I have a .wav
file that has 2 types of sounds: Long and short. What I need to do is I need to encode them as bits and write them to a binary file.
I got the code from this SO answer: https://stackoverflow.com/a/53309191/2588339 and using it I get this plot for my input wav file:
As you can see, there are shorter and wider parts in the first plot as for the shorter and longer sounds in my file.
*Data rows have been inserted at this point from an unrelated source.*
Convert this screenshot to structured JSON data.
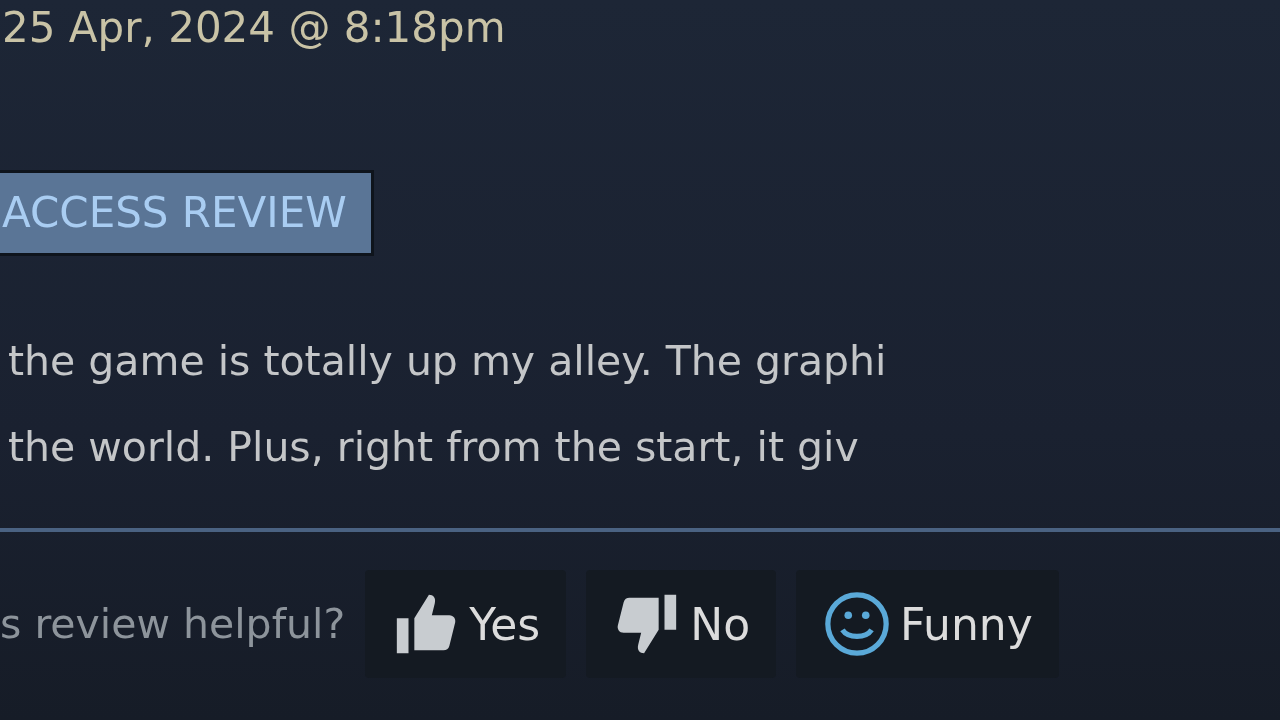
{
  "review": {
    "date": "25 Apr, 2024 @ 8:18pm",
    "badge": "ACCESS REVIEW",
    "lines": [
      "the game is totally up my alley. The graphi",
      "the world. Plus, right from the start, it giv"
    ]
  },
  "feedback": {
    "question": "s review helpful?",
    "buttons": [
      {
        "kind": "up",
        "label": "Yes"
      },
      {
        "kind": "down",
        "label": "No"
      },
      {
        "kind": "funny",
        "label": "Funny"
      }
    ]
  }
}
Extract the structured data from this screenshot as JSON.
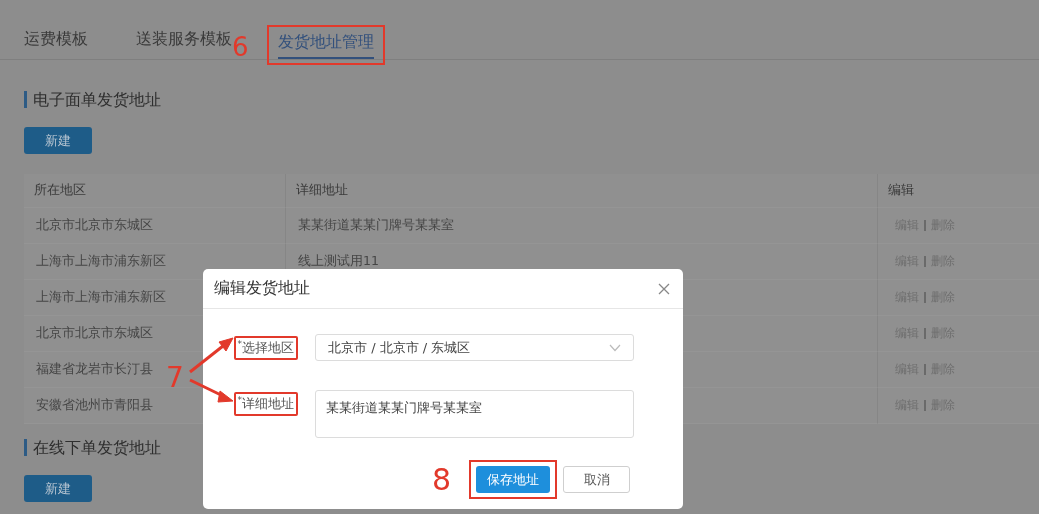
{
  "tabs": [
    {
      "label": "运费模板",
      "selected": false,
      "highlighted": false
    },
    {
      "label": "送装服务模板",
      "selected": false,
      "highlighted": false
    },
    {
      "label": "发货地址管理",
      "selected": true,
      "highlighted": true,
      "step": "6"
    }
  ],
  "sections": [
    {
      "title": "电子面单发货地址",
      "button": "新建",
      "table": {
        "columns": [
          "所在地区",
          "详细地址",
          "编辑"
        ],
        "rows": [
          {
            "region": "北京市北京市东城区",
            "detail": "某某街道某某门牌号某某室",
            "actions": [
              "编辑",
              "删除"
            ]
          },
          {
            "region": "上海市上海市浦东新区",
            "detail": "线上测试用11",
            "actions": [
              "编辑",
              "删除"
            ]
          },
          {
            "region": "上海市上海市浦东新区",
            "actions": [
              "编辑",
              "删除"
            ]
          },
          {
            "region": "北京市北京市东城区",
            "actions": [
              "编辑",
              "删除"
            ]
          },
          {
            "region": "福建省龙岩市长汀县",
            "actions": [
              "编辑",
              "删除"
            ]
          },
          {
            "region": "安徽省池州市青阳县",
            "actions": [
              "编辑",
              "删除"
            ]
          }
        ]
      }
    },
    {
      "title": "在线下单发货地址",
      "button": "新建"
    }
  ],
  "dialog": {
    "title": "编辑发货地址",
    "step": "7",
    "fields": [
      {
        "kind": "select",
        "label": "$^{*}$选择地区",
        "value": "北京市 / 北京市 / 东城区",
        "highlighted": true
      },
      {
        "kind": "textarea",
        "label": "$^{*}$详细地址",
        "value": "某某街道某某门牌号某某室",
        "highlighted": true
      }
    ],
    "buttons": [
      {
        "label": "保存地址",
        "primary": true,
        "highlighted": true,
        "step": "8"
      },
      {
        "label": "取消",
        "primary": false,
        "highlighted": false
      }
    ]
  }
}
My question is how can I encode each one of the sounds as a bit? Like having each long sound in the file represent a 1
and a short sound represent a 0
.
EDIT: The 2 types of sound differ by how long they play and by frequency also. The longer sound is also lower frequency and the shorter sound is also higher frequency. You can find a sample of the file here: https://vocaroo.com/i/s0A1weOF3I3f
Measuring the loudness of each frequency by taking the FFT of the signal is the more "scientific" way to do it, but the image of the raw signal indicates it should be possible to get away much easier than that.
If you take a sliding window (at least as wide as 1 period of the primary frequency of the sound (~300Hz)) and find the maximum value within that window, it should be fairly easy to apply a threshold to determine if the tone is playing at a given time interval or not. Here's a quick article I found on rolling window functions.
def rolling_window(a, window):
shape = a.shape[:-1] + (a.shape[-1] - window + 1, window)
strides = a.strides + (a.strides[-1],)
return np.lib.stride_tricks.as_strided(a, shape=shape, strides=strides)
window_size = sample_rate / primary_freq #minimum size window. could be larger.
rolling_max = np.max(rolling_window(wav_data, window_size),-1)
threshold_max = rolling_max > threshold # maybe about 1000ish based on your graph
Then simply determine the length of the runs of True
in threshold_max
. Again, I'll pull on the community from this answer showing a concise way to get the run length of an array (or other iterable).
def runs_of_ones(bits):
for bit, group in itertools.groupby(bits):
if bit: yield sum(group)
run_lengths = list(runs_of_ones(threshold_max))
The values in run_lengths
should now be the length of each "on" pulse of sound in # of samples. It should now be relatively straightforward for you to test each value if it's long or short and write to a file.